IBM resmi meluncurkan IBM Sovereign Core, perangkat lunak yang dirancang untuk membantu perusahaan, instansi pemerintah, dan penyedia layanan membangun sistem teknologi informasi (TI) yang aman, patuh regulasi, dan berdaulat, terutama dalam pengelolaan kecerdasan buatan (AI).
IBM menilai meningkatnya pemanfaatan AI membuat organisasi dituntut memiliki kendali penuh atas data, infrastruktur, dan operasional digital, seiring regulasi yang kian ketat. Melalui Sovereign Core, pengguna dapat membangun dan mengelola sistem TI secara mandiri di bawah yurisdiksi yang mereka pilih.

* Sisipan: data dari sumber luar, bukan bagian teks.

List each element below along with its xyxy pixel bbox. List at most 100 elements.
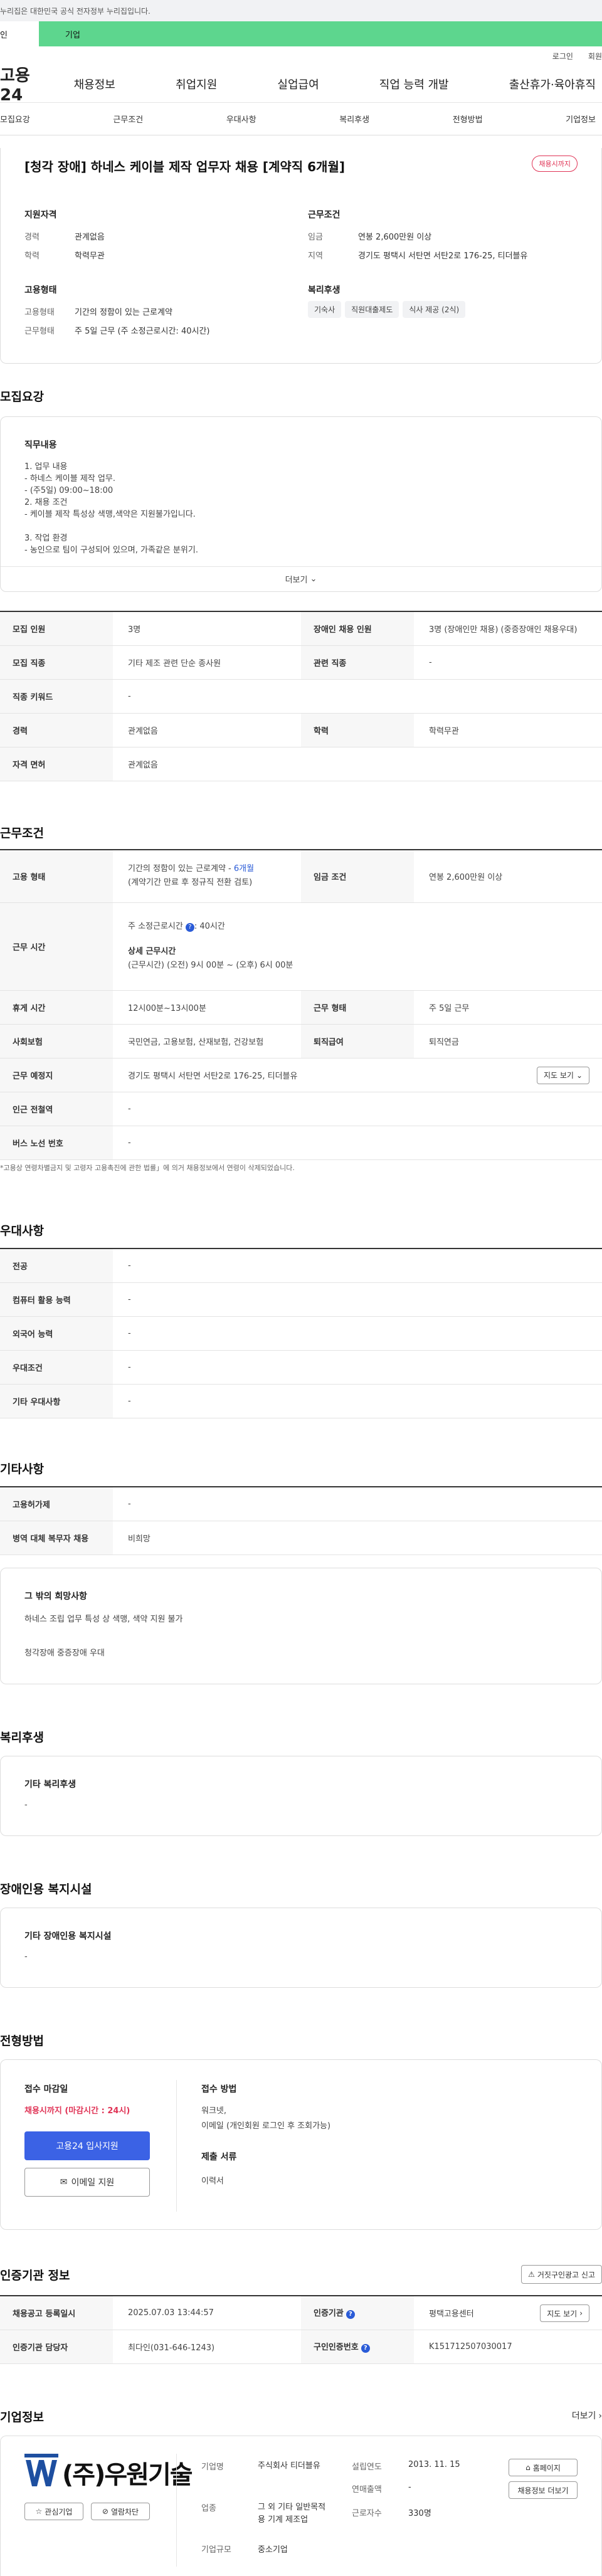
mail-icon: ✉ bbox=[60, 2177, 68, 2187]
method-line2: 이메일 (개인회원 로그인 후 조회가능) bbox=[201, 2121, 331, 2131]
job-line: 3. 작업 환경 bbox=[24, 534, 68, 543]
cert-section-title: 인증기관 정보 bbox=[0, 2269, 70, 2283]
job-line: 2. 채용 조건 bbox=[24, 498, 68, 507]
etc-section-title: 기타사항 bbox=[0, 1462, 44, 1476]
interest-label: 관심기업 bbox=[45, 2507, 73, 2516]
place-value: 경기도 평택시 서탄면 서탄2로 176-25, 티더블유 bbox=[128, 1071, 298, 1081]
table-row: 인근 전철역 - bbox=[0, 1092, 602, 1126]
job-title: [청각 장애] 하네스 케이블 제작 업무자 채용 [계약직 6개월] bbox=[24, 159, 345, 174]
table-row: 고용 형태 기간의 정함이 있는 근로계약 - 6개월 (계약기간 만료 후 정… bbox=[0, 850, 602, 903]
map-button[interactable]: 지도 보기 ⌄ bbox=[536, 1066, 589, 1084]
anchor-welfare[interactable]: 복리후생 bbox=[339, 113, 369, 125]
welfare-tag: 식사 제공 (2식) bbox=[403, 301, 466, 318]
anchor-company[interactable]: 기업정보 bbox=[566, 113, 596, 125]
cell-value: K151712507030017 bbox=[414, 2330, 602, 2364]
cert-table: 채용공고 등록일시 2025.07.03 13:44:57 인증기관? 평택고용… bbox=[0, 2295, 602, 2364]
tab-individual[interactable]: 인 bbox=[0, 21, 39, 46]
gnb-item-training[interactable]: 직업 능력 개발 bbox=[379, 76, 449, 92]
pref-section-title: 우대사항 bbox=[0, 1224, 44, 1238]
email-button-label: 이메일 지원 bbox=[71, 2178, 115, 2188]
cell-label: 직종 키워드 bbox=[0, 679, 113, 714]
info-icon[interactable]: ? bbox=[361, 2344, 370, 2353]
table-row: 버스 노선 번호 - bbox=[0, 1126, 602, 1160]
apply-button[interactable]: 고용24 입사지원 bbox=[24, 2131, 150, 2160]
company-more-link[interactable]: 더보기 › bbox=[572, 2409, 602, 2422]
section-anchor-nav: 모집요강 근무조건 우대사항 복리후생 전형방법 기업정보 bbox=[0, 103, 602, 135]
anchor-conditions[interactable]: 근무조건 bbox=[113, 113, 143, 125]
info-icon[interactable]: ? bbox=[346, 2310, 355, 2320]
report-button-label: 거짓구인광고 신고 bbox=[537, 2270, 595, 2279]
interest-button[interactable]: ☆ 관심기업 bbox=[24, 2503, 83, 2520]
apply-button-label: 고용24 입사지원 bbox=[56, 2141, 119, 2151]
gnb-item-benefit[interactable]: 실업급여 bbox=[277, 76, 319, 92]
conditions-table: 고용 형태 기간의 정함이 있는 근로계약 - 6개월 (계약기간 만료 후 정… bbox=[0, 849, 602, 1160]
table-row: 사회보험 국민연금, 고용보험, 산재보험, 건강보험 퇴직급여 퇴직연금 bbox=[0, 1024, 602, 1058]
gnb-item-jobs[interactable]: 채용정보 bbox=[74, 76, 115, 92]
cell-label: 경력 bbox=[0, 713, 113, 747]
cell-label: 관련 직종 bbox=[301, 645, 414, 680]
method-title: 접수 방법 bbox=[201, 2084, 237, 2094]
cell-label: 우대조건 bbox=[0, 1350, 113, 1385]
cell-value: 관계없음 bbox=[113, 747, 602, 781]
company-logo-text: (주)우원기술 bbox=[62, 2461, 193, 2489]
conditions-section-title: 근무조건 bbox=[0, 826, 44, 840]
recruit-section-title: 모집요강 bbox=[0, 390, 44, 404]
hope-line1: 하네스 조립 업무 특성 상 색맹, 색약 지원 불가 bbox=[24, 1615, 183, 1624]
cell-value: - bbox=[113, 1092, 602, 1126]
sales-value: - bbox=[408, 2483, 411, 2492]
docs-value: 이력서 bbox=[201, 2177, 224, 2186]
pref-table: 전공 - 컴퓨터 활용 능력 - 외국어 능력 - 우대조건 - 기타 우대사항 - bbox=[0, 1248, 602, 1418]
company-logo: (주)우원기술 bbox=[24, 2454, 193, 2491]
no-label: 구인인증번호 bbox=[314, 2343, 359, 2352]
homepage-button[interactable]: ⌂ 홈페이지 bbox=[509, 2459, 578, 2476]
cond-title: 근무조건 bbox=[308, 210, 341, 220]
anchor-preference[interactable]: 우대사항 bbox=[226, 113, 256, 125]
cell-label: 외국어 능력 bbox=[0, 1316, 113, 1351]
cell-value: 주 소정근로시간?: 40시간 상세 근무시간 (근무시간) (오전) 9시 0… bbox=[113, 902, 602, 991]
info-icon[interactable]: ? bbox=[185, 923, 194, 932]
cert-map-label: 지도 보기 bbox=[547, 2309, 578, 2318]
tab-company[interactable]: 기업 bbox=[39, 21, 80, 46]
table-row: 기타 우대사항 - bbox=[0, 1384, 602, 1418]
login-link[interactable]: 로그인 bbox=[552, 51, 573, 61]
site-logo[interactable]: 고용24 bbox=[0, 63, 46, 105]
anchor-recruit[interactable]: 모집요강 bbox=[0, 113, 30, 125]
cert-map-button[interactable]: 지도 보기 › bbox=[540, 2304, 589, 2322]
emp-title: 고용형태 bbox=[24, 285, 57, 295]
cell-label: 전공 bbox=[0, 1248, 113, 1283]
anchor-apply[interactable]: 전형방법 bbox=[453, 113, 483, 125]
gnb-item-leave[interactable]: 출산휴가·육아휴직 bbox=[509, 76, 596, 92]
company-section-title: 기업정보 bbox=[0, 2410, 44, 2424]
table-row: 인증기관 담당자 최다인(031-646-1243) 구인인증번호? K1517… bbox=[0, 2330, 602, 2364]
cell-value: - bbox=[113, 679, 602, 714]
join-link[interactable]: 회원 bbox=[588, 51, 602, 61]
company-jobs-button[interactable]: 채용정보 더보기 bbox=[509, 2481, 578, 2499]
chevron-down-icon: ⌄ bbox=[310, 574, 317, 584]
block-icon: ⊘ bbox=[102, 2507, 108, 2516]
edu-value: 학력무관 bbox=[75, 251, 105, 261]
home-icon: ⌂ bbox=[525, 2463, 531, 2472]
size-label: 기업규모 bbox=[201, 2545, 231, 2555]
welfare-box-title: 기타 복리후생 bbox=[24, 1780, 77, 1790]
emptype-value: 기간의 정함이 있는 근로계약 bbox=[75, 308, 172, 317]
cell-value: - bbox=[113, 1350, 602, 1385]
report-button[interactable]: ⚠ 거짓구인광고 신고 bbox=[521, 2265, 602, 2284]
email-apply-button[interactable]: ✉ 이메일 지원 bbox=[24, 2168, 150, 2197]
gnb-item-support[interactable]: 취업지원 bbox=[176, 76, 217, 92]
block-button[interactable]: ⊘ 열람차단 bbox=[91, 2503, 150, 2520]
cell-value: 3명 (장애인만 채용) (중증장애인 채용우대) bbox=[414, 611, 602, 646]
cell-label: 버스 노선 번호 bbox=[0, 1126, 113, 1160]
emp-count-label: 근로자수 bbox=[352, 2509, 382, 2518]
table-row: 자격 면허 관계없음 bbox=[0, 747, 602, 781]
company-divider bbox=[176, 2454, 177, 2567]
more-button[interactable]: 더보기 ⌄ bbox=[1, 566, 601, 591]
table-row: 모집 인원 3명 장애인 채용 인원 3명 (장애인만 채용) (중증장애인 채… bbox=[0, 611, 602, 646]
table-row: 휴게 시간 12시00분~13시00분 근무 형태 주 5일 근무 bbox=[0, 990, 602, 1025]
job-line: 1. 업무 내용 bbox=[24, 462, 68, 472]
cell-value: 평택고용센터 지도 보기 › bbox=[414, 2296, 602, 2330]
deadline-value: 채용시까지 (마감시간 : 24시) bbox=[24, 2106, 130, 2116]
cell-value: 관계없음 bbox=[113, 713, 301, 747]
table-row: 병역 대체 복무자 채용 비희망 bbox=[0, 1521, 602, 1555]
table-row: 근무 예정지 경기도 평택시 서탄면 서탄2로 176-25, 티더블유 지도 … bbox=[0, 1058, 602, 1092]
emp-value: 기간의 정함이 있는 근로계약 - bbox=[128, 864, 234, 874]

Menurut IBM, konsep kedaulatan digital tidak hanya berkaitan dengan lokasi penyimpanan data. Aspek tersebut juga mencakup pihak yang mengoperasikan sistem, cara data diakses dan dikelola, hingga lokasi model AI dijalankan. Namun, IBM menilai banyak organisasi belum memiliki platform terintegrasi yang mampu memenuhi kebutuhan itu sekaligus menyediakan bukti kepatuhan yang konsisten dan dapat diaudit.
General Manager and Technology Leader IBM ASEAN, Catherine Lian, mengatakan kawasan ASEAN menghadapi tantangan besar dalam mengembangkan AI tanpa melanggar aturan kedaulatan data.
“Organisasi membutuhkan kontrol lebih besar terhadap data sensitif dan beban kerja AI. IBM Sovereign Core membantu mendorong adopsi AI yang aman, patuh regulasi, dan tetap fleksibel,” ujarnya di Jakarta, Senin (02/02/2026).
IBM Sovereign Core dibangun di atas teknologi open-source Red Hat. Solusi ini memungkinkan pelanggan mengoperasikan sistem cloud-native serta AI melalui control plane yang dikelola sendiri. IBM menyebut seluruh proses identitas digital, akses, hingga kunci enkripsi tetap berada dalam batas yurisdiksi yang ditentukan, tanpa campur tangan penyedia pihak ketiga.
Perangkat lunak ini juga mendukung pengelolaan inferensi AI secara lokal, termasuk pengoperasian klaster GPU dan penempatan model AI. Dengan demikian, data tidak perlu dipindahkan ke luar lingkungan organisasi. IBM mengklaim solusi tersebut dapat diimplementasikan dengan cepat dan fleksibel sesuai kebutuhan infrastruktur pelanggan.
IBM menyatakan Sovereign Core dapat diterapkan di pusat data on-premises, cloud regional, maupun melalui mitra penyedia layanan TI. Saat ini, IBM telah menggandeng sejumlah mitra di Eropa untuk peluncuran awal dan membuka peluang adopsi lebih luas di berbagai wilayah.